According to the Anita News, "Berea started as an o!d trading post but the village grew until it boasted a population of one hundred, with everal prosperous business houses, including three general stores, a postoffice, blacksmith shop, large implement store with a community hall on the second floor, and a slaughter house."

A post office called Berea was established in 1894, and remained in operation until 1908. In 1905, the community was reported to have a population of 40, with a general store, a pharmacist, a creamery, a blacksmith and a wagonmaker. The Berea Store was built in June 1909, replacing an earlier store which had been destroyed by fire.

In 1915, Berea was described as a village, with the Berea Horse Company being a noted business, owned by brothers Isaac Brown and A.R. Brown. At that time, Berea had a town band which performed at community events. Around that time, Berea's population was estimated at 50 residents.
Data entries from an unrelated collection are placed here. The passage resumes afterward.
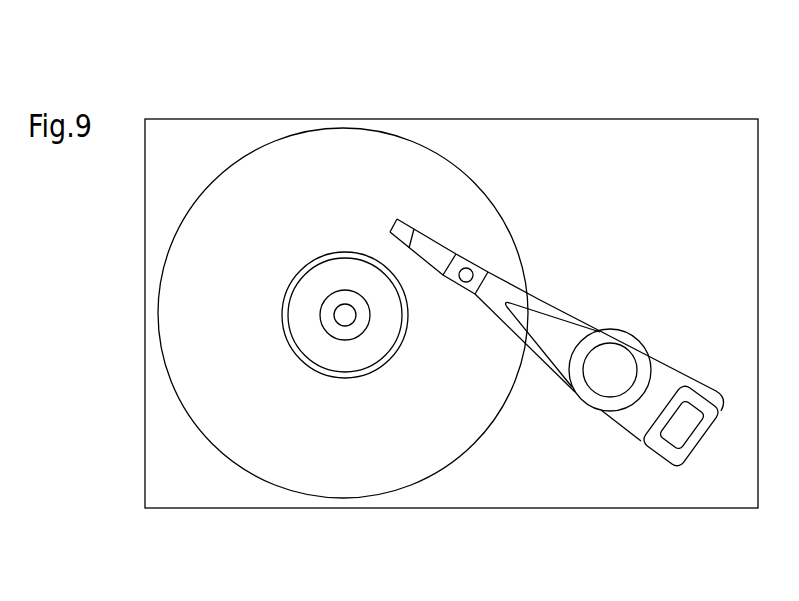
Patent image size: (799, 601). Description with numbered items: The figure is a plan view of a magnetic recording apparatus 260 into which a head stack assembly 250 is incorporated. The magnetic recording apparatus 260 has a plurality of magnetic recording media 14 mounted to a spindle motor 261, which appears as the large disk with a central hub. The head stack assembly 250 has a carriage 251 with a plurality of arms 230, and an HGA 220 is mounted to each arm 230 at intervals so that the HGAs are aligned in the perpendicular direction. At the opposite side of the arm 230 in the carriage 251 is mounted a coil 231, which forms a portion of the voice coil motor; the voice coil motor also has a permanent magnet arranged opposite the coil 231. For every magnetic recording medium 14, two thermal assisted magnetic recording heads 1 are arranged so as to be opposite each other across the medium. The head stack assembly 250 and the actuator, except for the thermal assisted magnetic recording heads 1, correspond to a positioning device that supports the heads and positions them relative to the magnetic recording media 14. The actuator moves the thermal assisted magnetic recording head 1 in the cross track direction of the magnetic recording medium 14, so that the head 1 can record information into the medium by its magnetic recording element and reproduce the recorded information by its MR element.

The thermal assisted magnetic recording head 1 is at (411, 225).
The magnetic recording medium 14 is at (275, 485).
The HGA 220 is at (441, 273).
The arm 230 is at (549, 369).
The coil 231 is at (705, 440).
The head stack assembly 250 is at (608, 432).
The carriage 251 is at (612, 328).
The magnetic recording apparatus 260 is at (492, 92).
The spindle motor 261 is at (345, 322).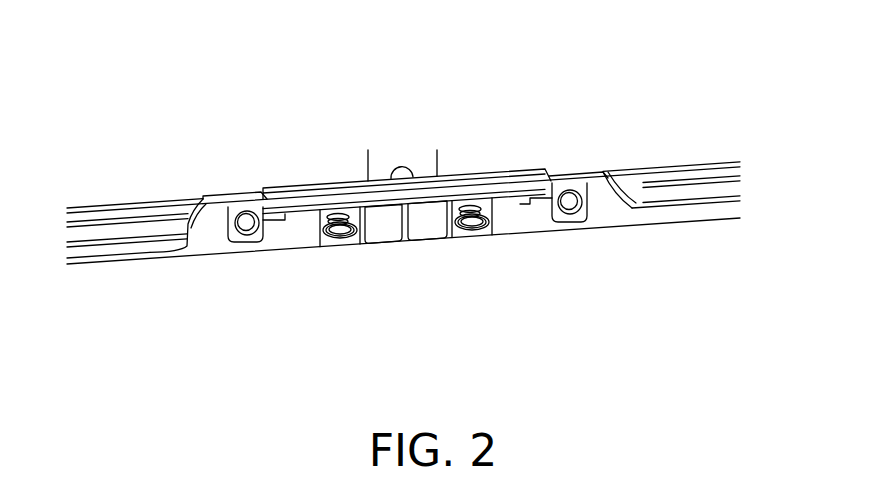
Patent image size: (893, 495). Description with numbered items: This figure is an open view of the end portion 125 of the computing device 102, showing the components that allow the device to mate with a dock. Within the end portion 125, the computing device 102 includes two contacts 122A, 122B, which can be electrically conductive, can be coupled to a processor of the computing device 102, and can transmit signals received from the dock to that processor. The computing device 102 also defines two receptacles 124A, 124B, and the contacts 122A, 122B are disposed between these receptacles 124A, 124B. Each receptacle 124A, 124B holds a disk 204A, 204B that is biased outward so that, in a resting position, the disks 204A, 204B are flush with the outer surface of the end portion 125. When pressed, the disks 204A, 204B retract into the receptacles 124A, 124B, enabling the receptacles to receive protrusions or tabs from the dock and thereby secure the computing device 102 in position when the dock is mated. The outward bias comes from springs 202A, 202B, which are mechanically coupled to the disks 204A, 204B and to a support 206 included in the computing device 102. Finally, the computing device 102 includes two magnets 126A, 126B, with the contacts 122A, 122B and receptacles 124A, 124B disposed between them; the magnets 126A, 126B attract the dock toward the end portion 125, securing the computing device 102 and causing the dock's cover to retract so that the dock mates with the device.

The computing device 102 is at (145, 120).
The spring 202A is at (334, 213).
The spring 202B is at (470, 205).
The support 206 is at (450, 197).
The disk 204A is at (328, 248).
The disk 204B is at (472, 242).
The receptacle 124A is at (350, 252).
The receptacle 124B is at (488, 242).
The contact 122A is at (390, 245).
The contact 122B is at (432, 243).
The end portion 125 is at (658, 238).
The magnet 126A is at (132, 250).
The magnet 126B is at (727, 220).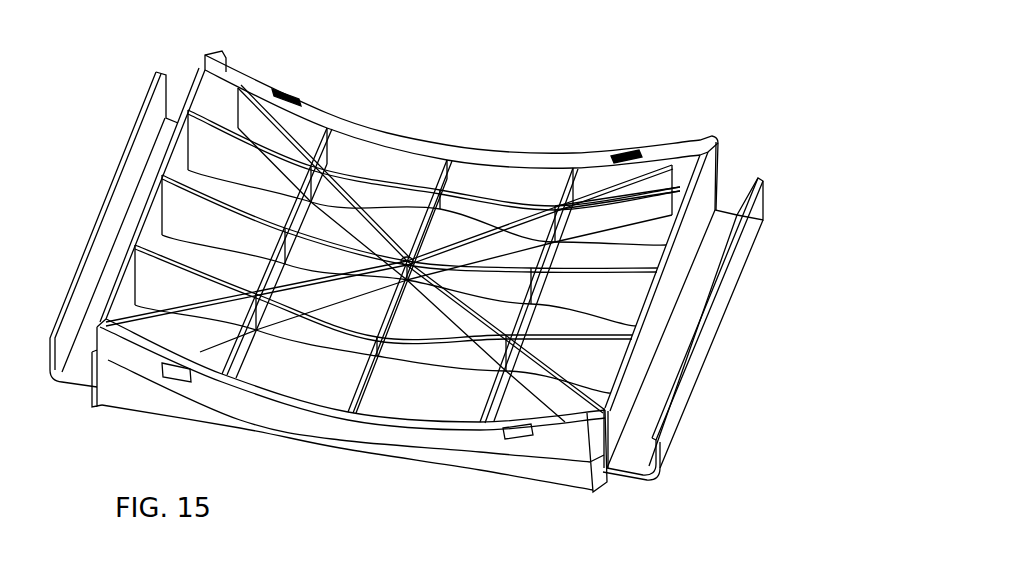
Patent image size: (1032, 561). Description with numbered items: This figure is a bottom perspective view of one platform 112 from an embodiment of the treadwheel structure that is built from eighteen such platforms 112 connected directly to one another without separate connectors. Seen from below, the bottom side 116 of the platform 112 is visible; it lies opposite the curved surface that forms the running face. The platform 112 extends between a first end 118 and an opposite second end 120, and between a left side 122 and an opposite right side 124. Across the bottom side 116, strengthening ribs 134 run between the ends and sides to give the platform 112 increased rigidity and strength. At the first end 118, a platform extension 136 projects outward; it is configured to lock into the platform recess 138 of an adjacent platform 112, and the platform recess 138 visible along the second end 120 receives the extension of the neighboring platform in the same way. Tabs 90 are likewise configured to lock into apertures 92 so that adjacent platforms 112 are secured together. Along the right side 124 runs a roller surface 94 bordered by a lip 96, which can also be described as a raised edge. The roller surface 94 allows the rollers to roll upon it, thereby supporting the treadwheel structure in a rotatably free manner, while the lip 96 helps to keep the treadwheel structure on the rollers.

The platform 112 is at (598, 82).
The second end 120 is at (432, 157).
The platform recess 138 is at (348, 115).
The aperture 92 is at (290, 95).
The left side 122 is at (143, 193).
The right side 124 is at (668, 283).
The roller surface 94 is at (660, 375).
The lip 96 is at (763, 183).
The strengthening rib 134 is at (645, 212).
The bottom side 116 is at (415, 393).
The first end 118 is at (337, 425).
The platform extension 136 is at (562, 477).
The tab 90 is at (178, 372).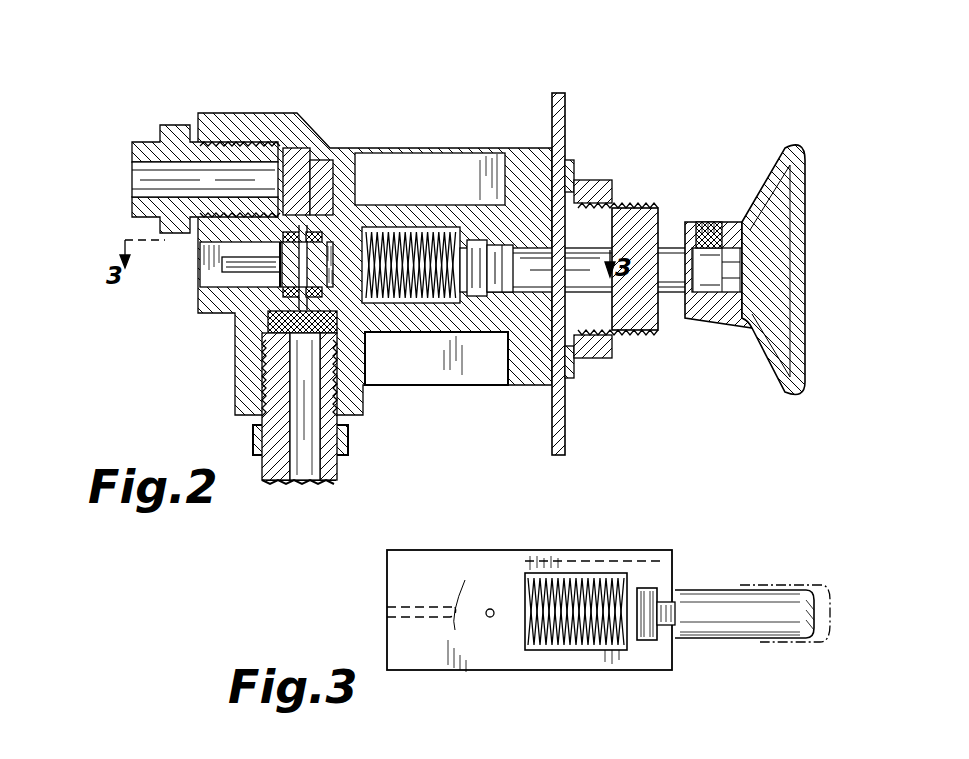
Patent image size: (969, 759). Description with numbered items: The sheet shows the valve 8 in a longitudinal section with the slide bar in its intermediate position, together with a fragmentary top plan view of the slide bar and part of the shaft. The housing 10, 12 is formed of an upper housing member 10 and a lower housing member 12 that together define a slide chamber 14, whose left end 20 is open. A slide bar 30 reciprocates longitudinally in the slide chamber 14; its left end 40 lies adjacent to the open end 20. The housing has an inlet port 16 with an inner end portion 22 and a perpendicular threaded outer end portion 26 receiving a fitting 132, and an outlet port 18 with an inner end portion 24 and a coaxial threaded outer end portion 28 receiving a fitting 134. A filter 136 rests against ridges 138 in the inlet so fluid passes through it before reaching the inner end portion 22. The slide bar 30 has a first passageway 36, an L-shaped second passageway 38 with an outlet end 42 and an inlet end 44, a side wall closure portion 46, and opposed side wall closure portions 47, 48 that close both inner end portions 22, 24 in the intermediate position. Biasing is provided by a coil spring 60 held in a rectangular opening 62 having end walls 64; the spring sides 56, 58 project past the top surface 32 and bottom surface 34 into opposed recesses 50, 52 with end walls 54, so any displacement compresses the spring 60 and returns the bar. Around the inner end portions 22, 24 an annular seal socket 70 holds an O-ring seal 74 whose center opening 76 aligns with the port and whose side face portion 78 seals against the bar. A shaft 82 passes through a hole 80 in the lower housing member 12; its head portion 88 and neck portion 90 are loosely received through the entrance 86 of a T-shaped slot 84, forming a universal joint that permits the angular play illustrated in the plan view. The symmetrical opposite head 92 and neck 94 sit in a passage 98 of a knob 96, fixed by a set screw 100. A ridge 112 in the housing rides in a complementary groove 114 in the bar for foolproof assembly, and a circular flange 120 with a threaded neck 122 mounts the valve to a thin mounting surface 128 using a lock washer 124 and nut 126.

In FIG. 2, the valve 8 is at (185, 104).
In FIG. 2, the upper housing member 10 is at (245, 147).
In FIG. 2, the lower housing member 12 is at (240, 318).
In FIG. 2, the slide chamber 14 is at (210, 275).
In FIG. 2, the inlet port 16 is at (190, 170).
In FIG. 2, the outlet port 18 is at (292, 112).
In FIG. 2, the open end of slide chamber 20 is at (175, 266).
In FIG. 2, the inner end portion of inlet port 22 is at (292, 170).
In FIG. 2, the inner end portion of outlet port 24 is at (265, 335).
In FIG. 2, the outer end portion of inlet port 26 is at (150, 190).
In FIG. 2, the outer end portion of outlet port 28 is at (298, 483).
In FIG. 2, the slide bar 30 is at (375, 165).
In FIG. 3, the slide bar 30 is at (450, 552).
In FIG. 2, the top surface of slide bar 32 is at (395, 170).
In FIG. 3, the top surface of slide bar 32 is at (490, 645).
In FIG. 2, the bottom surface of slide bar 34 is at (375, 375).
In FIG. 2, the first passageway 36 is at (365, 400).
In FIG. 3, the first passageway 36 is at (492, 608).
In FIG. 2, the second passageway 38 is at (243, 178).
In FIG. 3, the second passageway 38 is at (430, 608).
In FIG. 2, the left end of slide bar 40 is at (205, 325).
In FIG. 3, the left end of slide bar 40 is at (387, 570).
In FIG. 2, the outlet end of second passageway 42 is at (185, 300).
In FIG. 3, the outlet end of second passageway 42 is at (387, 610).
In FIG. 2, the inlet end of second passageway 44 is at (282, 342).
In FIG. 3, the inlet end of second passageway 44 is at (395, 626).
In FIG. 2, the side wall closure portion 46 is at (260, 195).
In FIG. 3, the side wall closure portion 46 is at (400, 600).
In FIG. 2, the side wall closure portion 47 is at (365, 205).
In FIG. 3, the side wall closure portion 47 is at (465, 620).
In FIG. 2, the side wall closure portion 48 is at (278, 372).
In FIG. 2, the recess 50 is at (440, 205).
In FIG. 2, the recess 52 is at (412, 365).
In FIG. 2, the end wall of recess 54 is at (425, 210).
In FIG. 2, the side of spring 56 is at (430, 240).
In FIG. 3, the side of spring 56 is at (580, 630).
In FIG. 2, the side of spring 58 is at (455, 378).
In FIG. 2, the coil spring 60 is at (432, 370).
In FIG. 2, the rectangular opening 62 is at (475, 345).
In FIG. 3, the rectangular opening 62 is at (568, 570).
In FIG. 2, the end wall of rectangular opening 64 is at (470, 205).
In FIG. 3, the end wall of rectangular opening 64 is at (540, 640).
In FIG. 2, the annular seal socket 70 is at (318, 150).
In FIG. 2, the O-ring seal 74 is at (352, 175).
In FIG. 2, the center opening of O-ring seal 76 is at (272, 380).
In FIG. 2, the side face portion of O-ring seal 78 is at (250, 305).
In FIG. 2, the hole 80 is at (612, 350).
In FIG. 2, the shaft 82 is at (640, 302).
In FIG. 3, the shaft 82 is at (745, 618).
In FIG. 2, the T-shaped slot 84 is at (495, 330).
In FIG. 3, the T-shaped slot 84 is at (652, 595).
In FIG. 2, the entrance of T-shaped slot 86 is at (500, 330).
In FIG. 3, the entrance of T-shaped slot 86 is at (668, 612).
In FIG. 2, the head portion of shaft 88 is at (480, 340).
In FIG. 3, the head portion of shaft 88 is at (645, 640).
In FIG. 2, the neck portion of shaft 90 is at (490, 338).
In FIG. 3, the neck portion of shaft 90 is at (672, 660).
In FIG. 2, the head 92 is at (728, 290).
In FIG. 2, the neck 94 is at (712, 302).
In FIG. 2, the knob 96 is at (765, 230).
In FIG. 2, the passage 98 is at (700, 295).
In FIG. 2, the set screw 100 is at (708, 222).
In FIG. 3, the ridge 112 is at (612, 558).
In FIG. 3, the groove 114 is at (640, 555).
In FIG. 2, the circular flange 120 is at (545, 160).
In FIG. 2, the threaded neck 122 is at (635, 240).
In FIG. 2, the lock washer 124 is at (575, 165).
In FIG. 2, the nut 126 is at (600, 195).
In FIG. 2, the mounting surface 128 is at (562, 120).
In FIG. 2, the fitting 132 is at (178, 128).
In FIG. 2, the fitting 134 is at (262, 440).
In FIG. 2, the filter 136 is at (285, 160).
In FIG. 2, the ridges 138 is at (338, 165).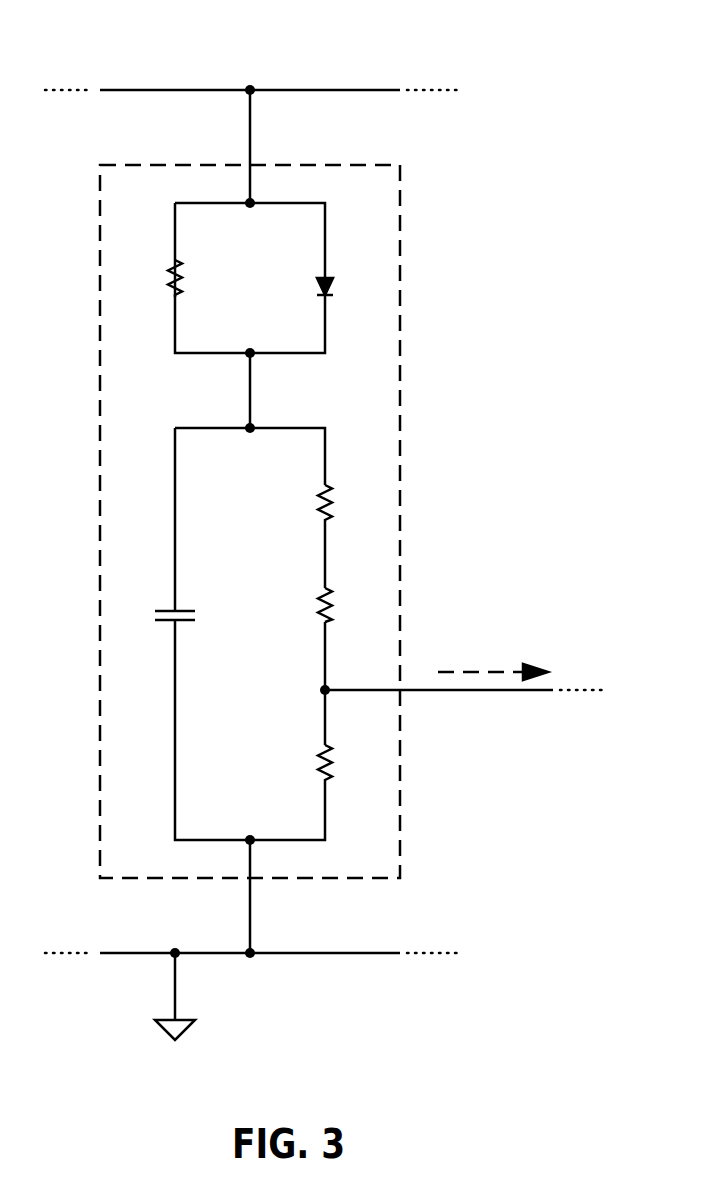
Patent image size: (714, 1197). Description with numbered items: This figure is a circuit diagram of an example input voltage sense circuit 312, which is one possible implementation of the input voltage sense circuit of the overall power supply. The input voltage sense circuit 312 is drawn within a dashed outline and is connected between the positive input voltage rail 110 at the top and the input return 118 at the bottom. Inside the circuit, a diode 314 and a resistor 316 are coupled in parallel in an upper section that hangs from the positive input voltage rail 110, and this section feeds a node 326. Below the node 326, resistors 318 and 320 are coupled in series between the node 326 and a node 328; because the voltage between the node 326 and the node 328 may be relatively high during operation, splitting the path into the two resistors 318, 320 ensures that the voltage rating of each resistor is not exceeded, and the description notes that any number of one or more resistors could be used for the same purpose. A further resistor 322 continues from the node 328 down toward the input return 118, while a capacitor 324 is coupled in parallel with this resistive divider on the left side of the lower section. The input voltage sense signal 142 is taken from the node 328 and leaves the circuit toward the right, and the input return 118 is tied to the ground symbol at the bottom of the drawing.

The positive input voltage rail 110 is at (190, 80).
The input return 118 is at (190, 998).
The input voltage sense circuit 312 is at (408, 217).
The diode 314 is at (312, 274).
The resistor 316 is at (190, 278).
The resistor 318 is at (311, 502).
The resistor 320 is at (313, 591).
The resistor 322 is at (312, 767).
The capacitor 324 is at (200, 609).
The node 326 is at (263, 419).
The node 328 is at (316, 699).
The input voltage sense signal 142 is at (488, 660).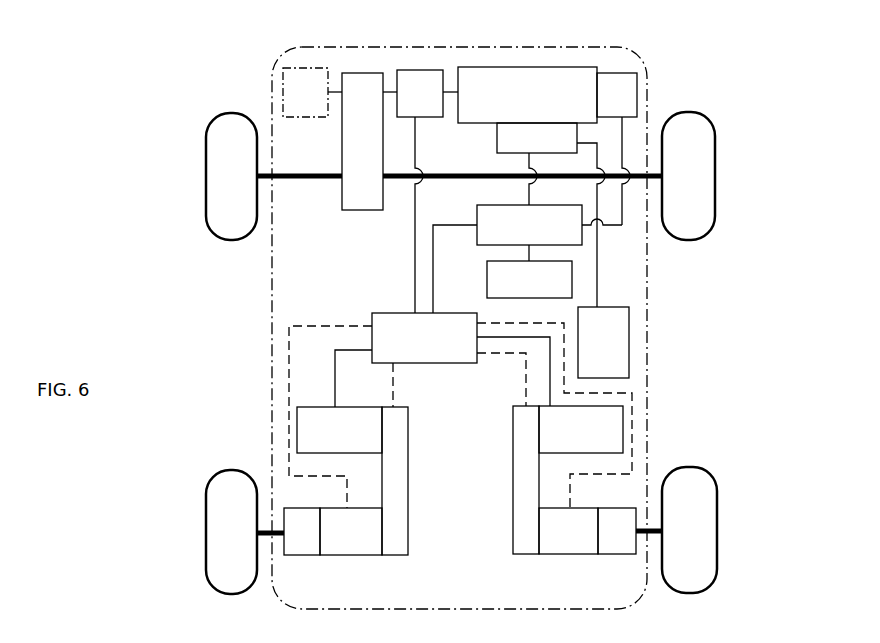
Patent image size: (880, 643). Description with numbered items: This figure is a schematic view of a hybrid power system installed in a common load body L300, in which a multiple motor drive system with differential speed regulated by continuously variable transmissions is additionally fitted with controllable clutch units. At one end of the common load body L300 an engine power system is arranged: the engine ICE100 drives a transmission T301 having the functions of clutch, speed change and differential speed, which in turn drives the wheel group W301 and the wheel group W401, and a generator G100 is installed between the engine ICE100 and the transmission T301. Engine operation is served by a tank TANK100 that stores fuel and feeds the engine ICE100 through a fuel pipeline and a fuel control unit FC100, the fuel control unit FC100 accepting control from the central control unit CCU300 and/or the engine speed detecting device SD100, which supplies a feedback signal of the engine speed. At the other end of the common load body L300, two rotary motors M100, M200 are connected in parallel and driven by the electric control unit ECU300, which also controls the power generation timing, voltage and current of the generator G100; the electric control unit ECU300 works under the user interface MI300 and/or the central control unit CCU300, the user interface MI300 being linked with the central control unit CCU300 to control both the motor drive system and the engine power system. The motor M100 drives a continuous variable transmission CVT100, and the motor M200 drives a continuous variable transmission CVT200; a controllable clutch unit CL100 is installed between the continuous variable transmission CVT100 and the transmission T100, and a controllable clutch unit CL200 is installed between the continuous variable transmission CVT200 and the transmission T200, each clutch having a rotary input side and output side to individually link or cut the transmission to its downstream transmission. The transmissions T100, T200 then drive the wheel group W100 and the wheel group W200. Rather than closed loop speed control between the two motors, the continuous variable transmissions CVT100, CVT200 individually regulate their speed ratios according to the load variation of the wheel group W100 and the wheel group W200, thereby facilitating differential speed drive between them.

The generator G100 is at (300, 95).
The engine speed detecting device SD100 is at (612, 93).
The wheel group W301 is at (203, 192).
The wheel group W401 is at (703, 191).
The wheel group W100 is at (205, 553).
The wheel group W200 is at (717, 548).
The transmission T301 is at (350, 198).
The engine ICE100 is at (527, 95).
The fuel control unit FC100 is at (551, 215).
The central control unit CCU300 is at (527, 259).
The user interface MI300 is at (529, 271).
The tank TANK100 is at (610, 342).
The electric control unit ECU300 is at (424, 338).
The common load body L300 is at (272, 350).
The motor M100 is at (339, 401).
The motor M200 is at (550, 395).
The continuous variable transmission CVT100 is at (443, 447).
The continuous variable transmission CVT200 is at (525, 509).
The transmission T100 is at (307, 540).
The controllable clutch unit CL100 is at (371, 545).
The controllable clutch unit CL200 is at (545, 548).
The transmission T200 is at (620, 546).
The Berea Gospel Hall was built in 1929. Around this time, the Iowa Department of Public Instruction praised the Berea School, stating that the school was "an outstanding example of what can be done to transform an unpromising situation into an usually efficient school."

The Rock Island Railroad passed through nearby Anita and Adair, and it was for this reason that Berea began to decline. A school still operated at Berea in the 1930s, but most other services had closed by this time. In 1936, the Berea School closed due to lack of pupils, and by the 1940s, the community was called a "ghost village". By that time, Berea had only a general store, the closed school, and the Berea Gospel Hall.

The population was 30 in 1940.

The Berea Store was purchased by the Arnold family in 1950.

Berea still appeared on state maps as late as 1960.